Хмель - стр. 95
– Ты ли здесь, Александра Михайлович, который приполз к нам в общину, в цепи закованный?
Лопарев едва продыхнул стыд:
– Я, Ефимия, – и вышел из-за стола.
В глазах Ефимии – кружевной узор затаенной обиды и горечи.
– Прости меня, грешницу. Не признала тебя. Помянешь ли сына мово Веденейку, удушенного под иконами руками праведников Исусовых? Ты же не сидел в ту ночь на судной лавке, помянуть без злобы можешь. Ты же не ходил за Веденейкой в избу Ларивона, помянуть можешь. Глаза твои не зрили, как два кровожадных коршуна исполняли волю сатаны и три коршуна зрили то убийство с судных лавок, помянуть можешь! Ты же не вырвал посох из рук сатаны, когда над твоей головой закружилась черная смерть, и не ты кинулся спасать свое тело лютой хитростью! Не ты заставил апостолов петь тебе аллилуйю и не повесил себе на шею золотой крест сатаны. С тем крестом Филарет смертью смерть правил. Лжецаря тащил в Москву. Хитростью хитрость покрывал; и зло было, и горе было. Не царя надо было тащить на престол, а вольную волюшку. И ты, Александра, пошел против царя, против сатанинского престола, чтоб на Руси не зрили тьмы, а было бы утро и благодать. И за то заковали тебя в цепи. Помянешь ли сына мово Веденейку, праведник?
У Калистрата глотка пересохла и с лохматых бровей соль стала капать – до того он взмок.
Третьяк не посмел перебить племянницу, но готов был сожрать ее вместе с глиняным горшком паршивой кутьи. «Оглаголала, оглаголала духовника, паскудница!»
Хоть Ефимия не назвала имени Калистрата, да кому не понять, о ком реченье вела?
Лопарев взял со стола чеканенную ювелирщиком ложку, но Ефимия оттолкнула ее.
– Твоя ли это ложка? – спросила. – Твое ли здесь серебро и злато? Иль ты побывал в Московском кремле, во дворах князей Кусковых, Юрьевых, Скобельцыных и серебром запасся?
У Лопарева за плечами крещенский мороз – пробирает до позвоночника, до ребер.
– Прими кутью из моей ложки. – И поднесла сама ложку пшеничной каши.
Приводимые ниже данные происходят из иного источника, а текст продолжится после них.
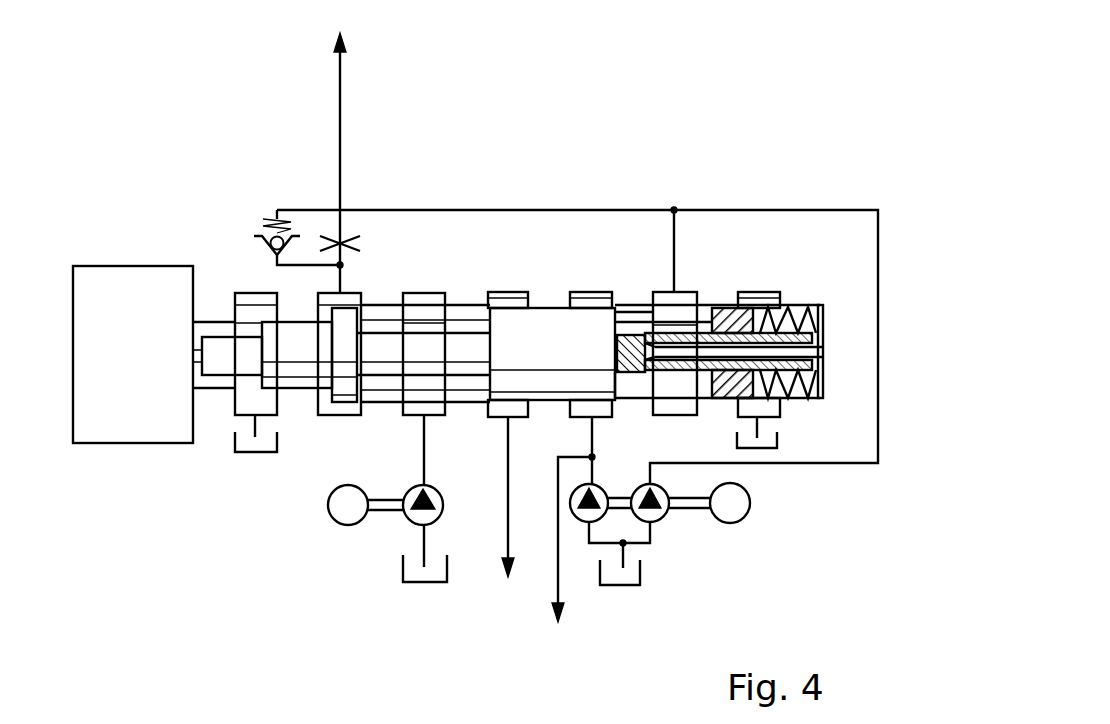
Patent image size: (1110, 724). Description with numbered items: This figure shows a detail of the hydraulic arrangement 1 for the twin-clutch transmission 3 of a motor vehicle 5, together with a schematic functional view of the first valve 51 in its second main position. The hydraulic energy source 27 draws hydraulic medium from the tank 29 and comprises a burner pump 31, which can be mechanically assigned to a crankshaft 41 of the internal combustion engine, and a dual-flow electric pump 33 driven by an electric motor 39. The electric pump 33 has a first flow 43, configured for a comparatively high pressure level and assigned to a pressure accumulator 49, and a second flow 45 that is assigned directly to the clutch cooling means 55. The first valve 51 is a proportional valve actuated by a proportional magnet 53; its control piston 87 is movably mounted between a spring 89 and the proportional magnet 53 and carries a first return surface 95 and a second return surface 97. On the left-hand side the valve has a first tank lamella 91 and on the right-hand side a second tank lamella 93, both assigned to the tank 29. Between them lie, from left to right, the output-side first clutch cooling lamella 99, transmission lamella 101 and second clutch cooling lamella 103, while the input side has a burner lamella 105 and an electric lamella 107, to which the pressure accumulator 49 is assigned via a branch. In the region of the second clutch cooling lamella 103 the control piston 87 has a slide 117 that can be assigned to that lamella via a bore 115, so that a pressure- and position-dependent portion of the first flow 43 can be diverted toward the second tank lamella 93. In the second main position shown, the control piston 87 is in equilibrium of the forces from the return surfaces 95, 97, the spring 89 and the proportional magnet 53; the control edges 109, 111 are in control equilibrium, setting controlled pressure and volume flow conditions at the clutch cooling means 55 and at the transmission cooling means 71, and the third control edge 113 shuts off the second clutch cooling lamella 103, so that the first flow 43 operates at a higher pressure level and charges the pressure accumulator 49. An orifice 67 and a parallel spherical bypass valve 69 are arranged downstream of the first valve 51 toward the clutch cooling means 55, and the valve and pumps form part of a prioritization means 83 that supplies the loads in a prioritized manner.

The hydraulic arrangement 1 is at (762, 154).
The twin-clutch transmission 3 is at (494, 87).
The motor vehicle 5 is at (298, 192).
The hydraulic energy source 27 is at (778, 650).
The tank 29 is at (232, 455).
The burner pump 31 is at (440, 493).
The dual-flow electric pump 33 is at (652, 528).
The electric motor 39 is at (750, 510).
The crankshaft 41 is at (388, 497).
The first flow 43 is at (582, 523).
The second flow 45 is at (668, 517).
The pressure accumulator 49 is at (545, 654).
The first valve 51 is at (547, 278).
The proportional magnet 53 is at (120, 372).
The clutch cooling means 55 is at (325, 26).
The orifice 67 is at (343, 240).
The spherical bypass valve 69 is at (263, 224).
The transmission cooling means 71 is at (497, 609).
The prioritization means 83 is at (196, 133).
The control piston 87 is at (468, 322).
The spring 89 is at (818, 306).
The first tank lamella 91 is at (243, 293).
The second tank lamella 93 is at (767, 292).
The first return surface 95 is at (320, 405).
The second return surface 97 is at (652, 334).
The first clutch cooling lamella 99 is at (343, 294).
The transmission lamella 101 is at (508, 292).
The second clutch cooling lamella 103 is at (682, 292).
The burner lamella 105 is at (429, 292).
The electric lamella 107 is at (591, 292).
The first control edge 109 is at (358, 388).
The second control edge 111 is at (480, 388).
The third control edge 113 is at (625, 387).
The bore 115 is at (647, 373).
The slide 117 is at (822, 345).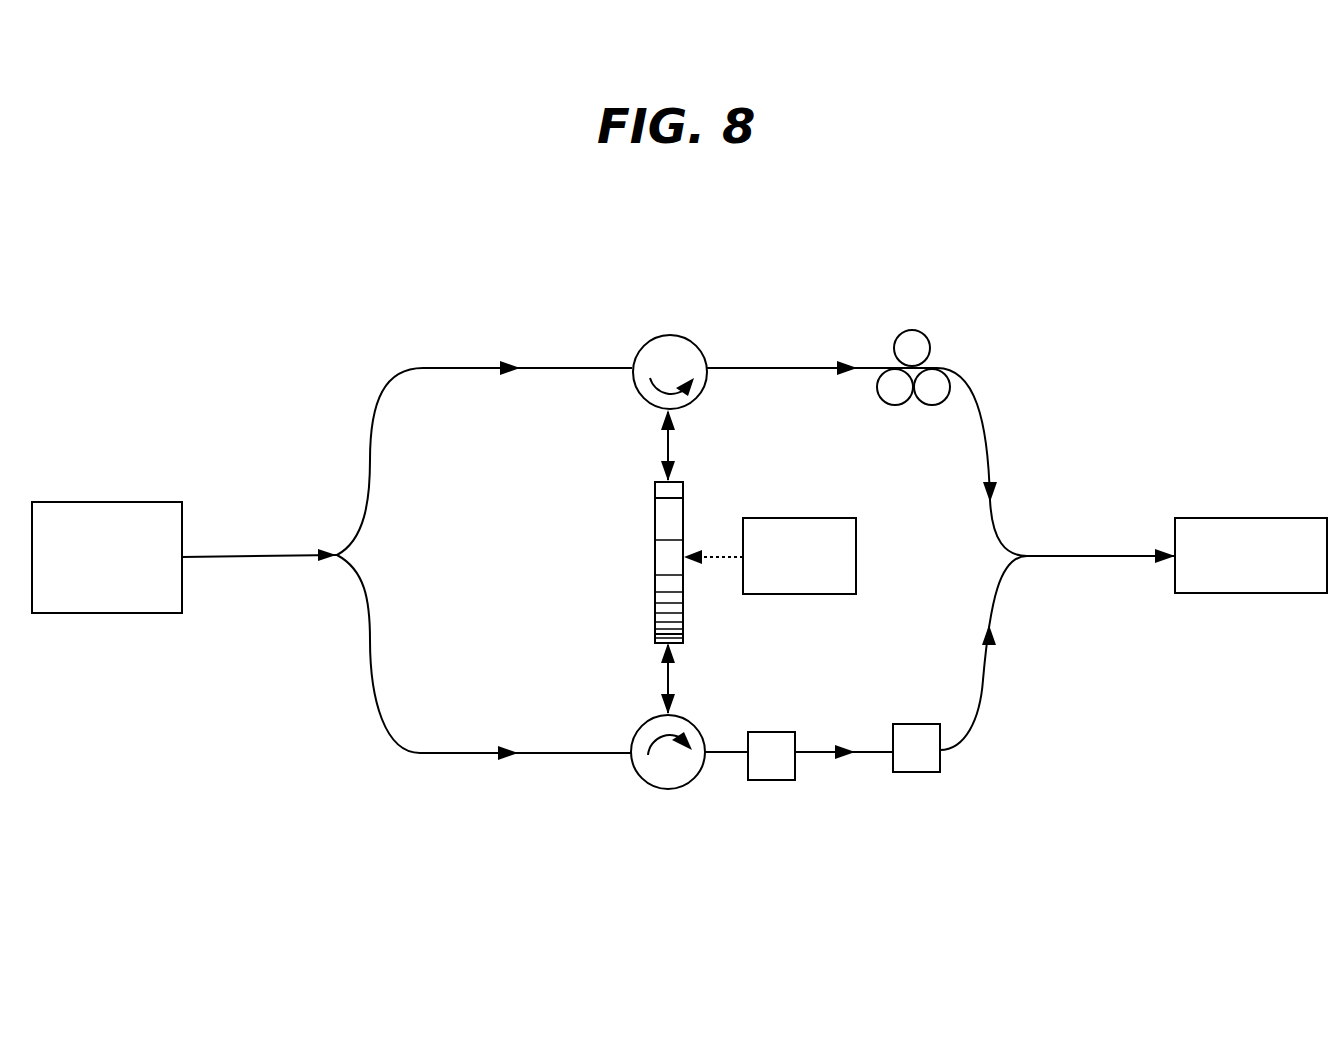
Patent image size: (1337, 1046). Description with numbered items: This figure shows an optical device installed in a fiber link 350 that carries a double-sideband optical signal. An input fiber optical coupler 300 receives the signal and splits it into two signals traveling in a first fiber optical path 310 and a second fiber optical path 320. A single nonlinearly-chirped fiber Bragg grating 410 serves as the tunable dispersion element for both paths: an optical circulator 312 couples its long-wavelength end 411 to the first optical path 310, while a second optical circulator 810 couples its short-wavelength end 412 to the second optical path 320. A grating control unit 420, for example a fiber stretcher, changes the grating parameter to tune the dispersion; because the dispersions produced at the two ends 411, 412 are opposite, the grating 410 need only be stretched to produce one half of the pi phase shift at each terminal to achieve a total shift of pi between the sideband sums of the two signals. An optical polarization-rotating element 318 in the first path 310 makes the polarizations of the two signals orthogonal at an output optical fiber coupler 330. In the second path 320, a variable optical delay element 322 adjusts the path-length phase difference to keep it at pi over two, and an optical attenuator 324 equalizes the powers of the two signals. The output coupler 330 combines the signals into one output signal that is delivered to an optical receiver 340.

The input fiber optical coupler 300 is at (337, 553).
The first fiber optical path 310 is at (385, 405).
The optical circulator 312 is at (641, 404).
The optical polarization-rotating element 318 is at (930, 350).
The second fiber optical path 320 is at (370, 612).
The variable optical delay element 322 is at (765, 780).
The optical attenuator 324 is at (912, 772).
The output optical fiber coupler 330 is at (1030, 558).
The optical receiver 340 is at (1232, 594).
The fiber link 350 is at (103, 614).
The nonlinearly-chirped fiber Bragg grating 410 is at (655, 530).
The long-wavelength end 411 is at (683, 488).
The short-wavelength end 412 is at (655, 636).
The grating control unit 420 is at (858, 556).
The second optical circulator 810 is at (650, 787).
Лопарев быстро перекрестился… щепотью и сказал, что пусть душа Веденейки возрадуется в Царствии Божьем.
– Благодарствую, дядя, за поминки сына мово Веденейки.
– Нехорошо так, Ефимия, – остановил Третьяк, – от солнца глядишь, зело борзо.
Ефимия сверкнула черными глазами:
– Или в одной твоей избе солнце, дядя? Оно и у меня бывает, и по всей общине. Люди-то ропщут, слышал? И мукой обделяешь, и крупой, и мясом, и хороших коров раздал по богатым посконникам да себе под начало взял. Ладно ли так? Общиною живем, а у тебя вот на столе и яства, и вина, и сахар, и мед, и хлеб белый. Откель?
Третьяк готов был треснуть от злобы.
– Кабы не племянница ты мне…
– Огнем сожег бы? Али ножом зарезал?
Третьяк попятился от такого удара.
– Бесстыдно так глаголать, Ефимия! Я те отец опосля отца. А ты!.. Спаси Исусе! Болящая ты. Не от души реченье твое, а от болести. Прощаю то, зело борзо.
У племянницы передернулись пухлые губы.
– Али ты хошь приравнять Третьяка с голопузыми посконниками, которые жрать умеют, а на работу пуп болит? Общинное делим по разумению. Третьяку – долю Третьяка. Микуле – Микулину. Лодырю дам – лодырную. И того много.
– Хлеб-то общинный, дядя. И скот общинный.
– Дык што? Да не все люди одинаковы, говорю. А яства и вина на столе моем не общинные. На рухлядь свою выменял у купца. Такоже вот.